Contro la Lazio, un’Inter senza camorre e con un Mazzola con ottantamila sguardi pronti a fucilarlo,
ha vinto facilmente. Tre gol fatti e otto palle-gol lineari: il suo portiere, Vieri, ha parato una volta
soltanto. Non solo: proprio l’Inter ha messo in crisi la reputazione di Wilson, neo-azzurro molto
bisognoso di lavacri di umiltà. Wilson ha perso in elevazione con Bedin! Infilato di scatto da
Facchetti, ha inseguito con movenze da pinguino: e, in area, ha lasciato a Oriali il tocco del 2 a 0.
Raccontare questa partita non è possibile perché non è mai stata un racconto, con una trama da
incuriosire. No, più che altro un monologo. La Lazio ha sempre sofferto l’iniziativa altrui. Quando
ha sperato, con il 2 a 1 “all’ungherese” di Garlaschelli, non ha retto dialogo per più di un quarto d’ora.

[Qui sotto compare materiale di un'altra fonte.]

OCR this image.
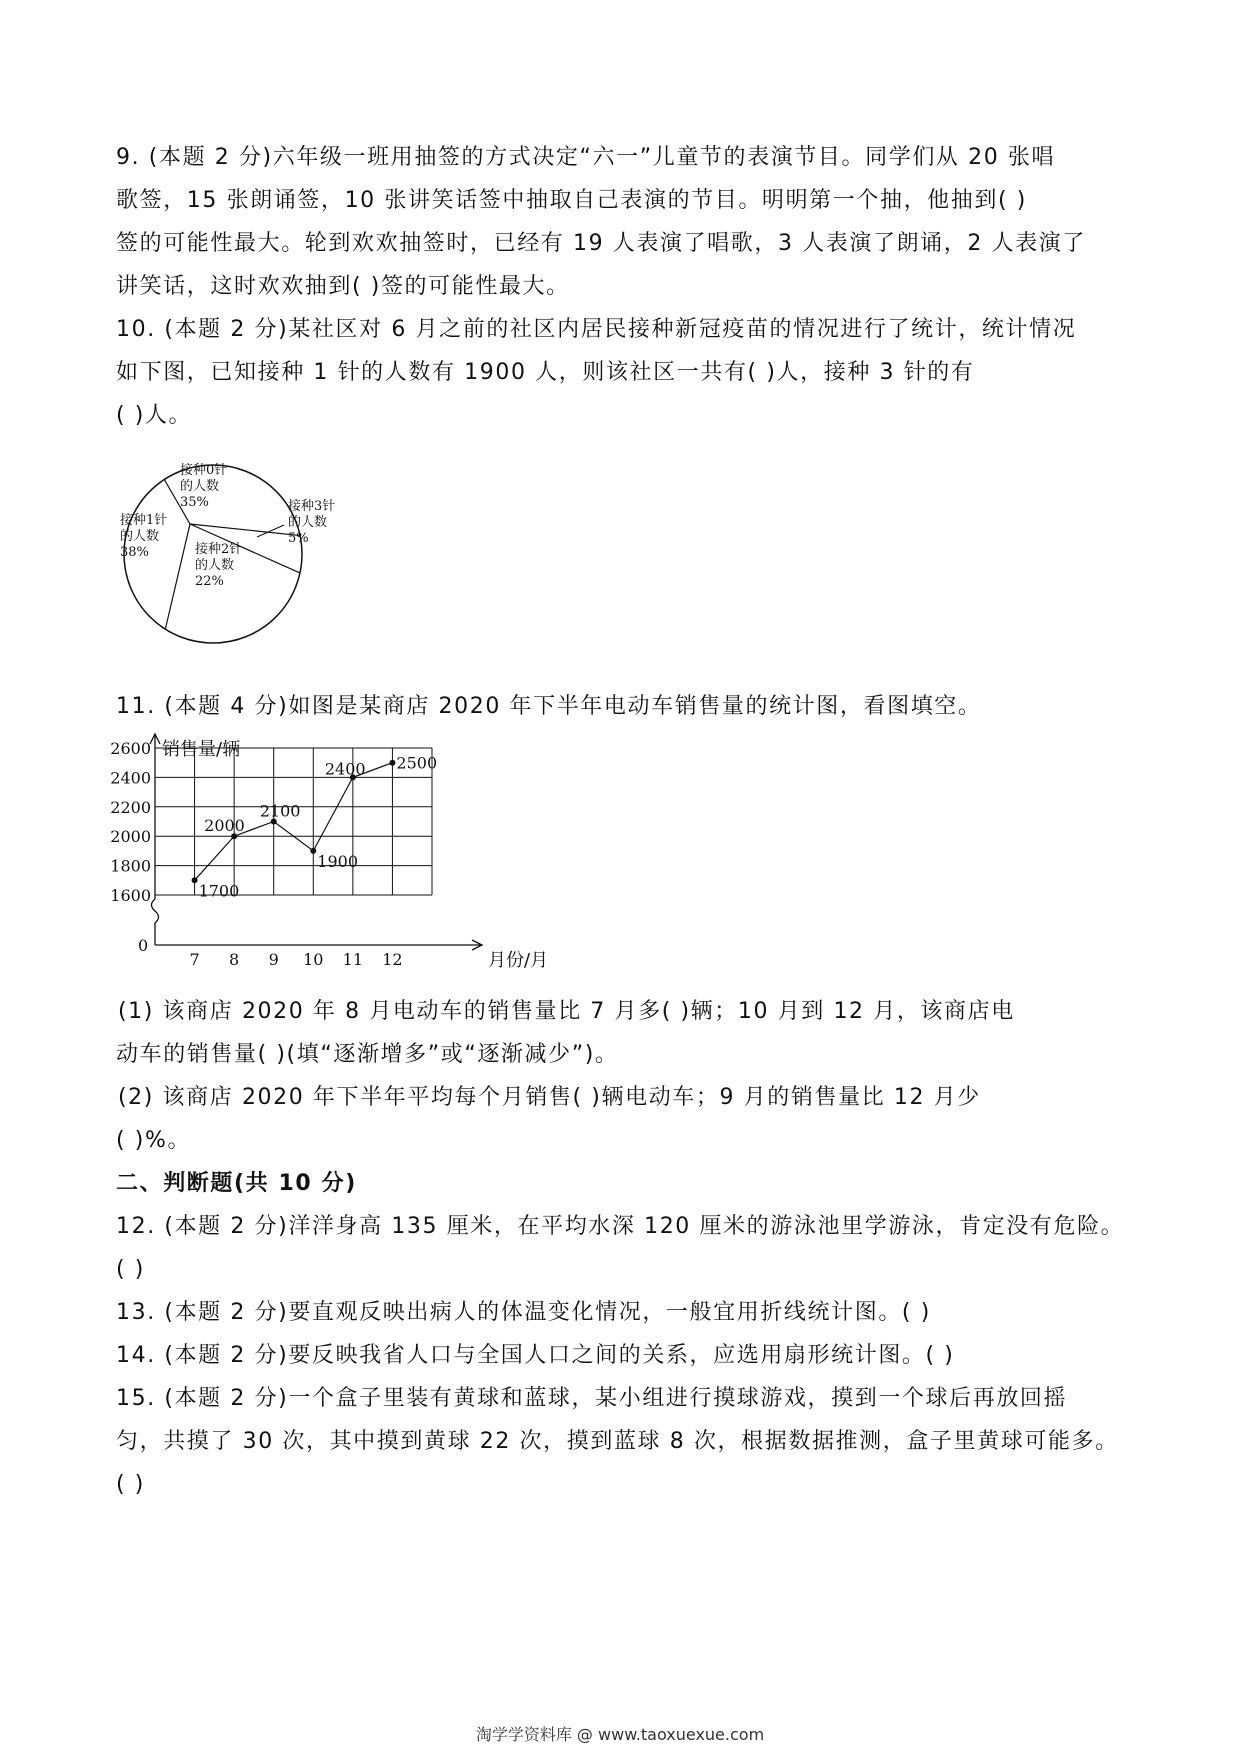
9. (本题 2 分)六年级一班用抽签的方式决定“六一”儿童节的表演节目。同学们从 20 张唱
歌签，15 张朗诵签，10 张讲笑话签中抽取自己表演的节目。明明第一个抽，他抽到( )
签的可能性最大。轮到欢欢抽签时，已经有 19 人表演了唱歌，3 人表演了朗诵，2 人表演了
讲笑话，这时欢欢抽到( )签的可能性最大。
10. (本题 2 分)某社区对 6 月之前的社区内居民接种新冠疫苗的情况进行了统计，统计情况
如下图，已知接种 1 针的人数有 1900 人，则该社区一共有( )人，接种 3 针的有
( )人。
接种0针
的人数
35%	接种3针
的人数
5%
接种2针
的人数
22%
接种1针
的人数
38%
11. (本题 4 分)如图是某商店 2020 年下半年电动车销售量的统计图，看图填空。
2600
2400
2200
2000
1800
1600
7 8 9 10 11 12
1700
2000
2100
1900
2400 2500
销售量/辆
月份/月
0
(1) 该商店 2020 年 8 月电动车的销售量比 7 月多( )辆；10 月到 12 月，该商店电
动车的销售量( )(填“逐渐增多”或“逐渐减少”)。
(2) 该商店 2020 年下半年平均每个月销售( )辆电动车；9 月的销售量比 12 月少
( )%。
二、判断题(共 10 分)
12. (本题 2 分)洋洋身高 135 厘米，在平均水深 120 厘米的游泳池里学游泳，肯定没有危险。
( )
13. (本题 2 分)要直观反映出病人的体温变化情况，一般宜用折线统计图。( )
14. (本题 2 分)要反映我省人口与全国人口之间的关系，应选用扇形统计图。( )
15. (本题 2 分)一个盒子里装有黄球和蓝球，某小组进行摸球游戏，摸到一个球后再放回摇
匀，共摸了 30 次，其中摸到黄球 22 次，摸到蓝球 8 次，根据数据推测，盒子里黄球可能多。
( )
淘学学资料库 @ www.taoxuexue.com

In un momento in cui il match si stava caramellando a centrocampo. Sandrino è partito dritto in slalom
da metà campo, e con quelle gambette secche di stambecco e la fronte alta di chi può correre
guardando. Il gol di Mariani è “suo”, scattato, inventato e rifinito: pittore che allunga una pennellata
sulla tela e il quadro esiste già.
Valcareggi, in quel momento, non stava più a San Siro. Si sentiva già a Monaco, con la tuta della
patria azzurra: “Se Mazzola e Rivera mi servissero due azioni così a testa, per partita…”. Il fischio
dell’arbitro l’ha svegliato, quando il vecchio Ct stava sognando. Inter – Lazio è servita soprattutto
alla…Juve, ma anche a lui, Ferruccio nostro.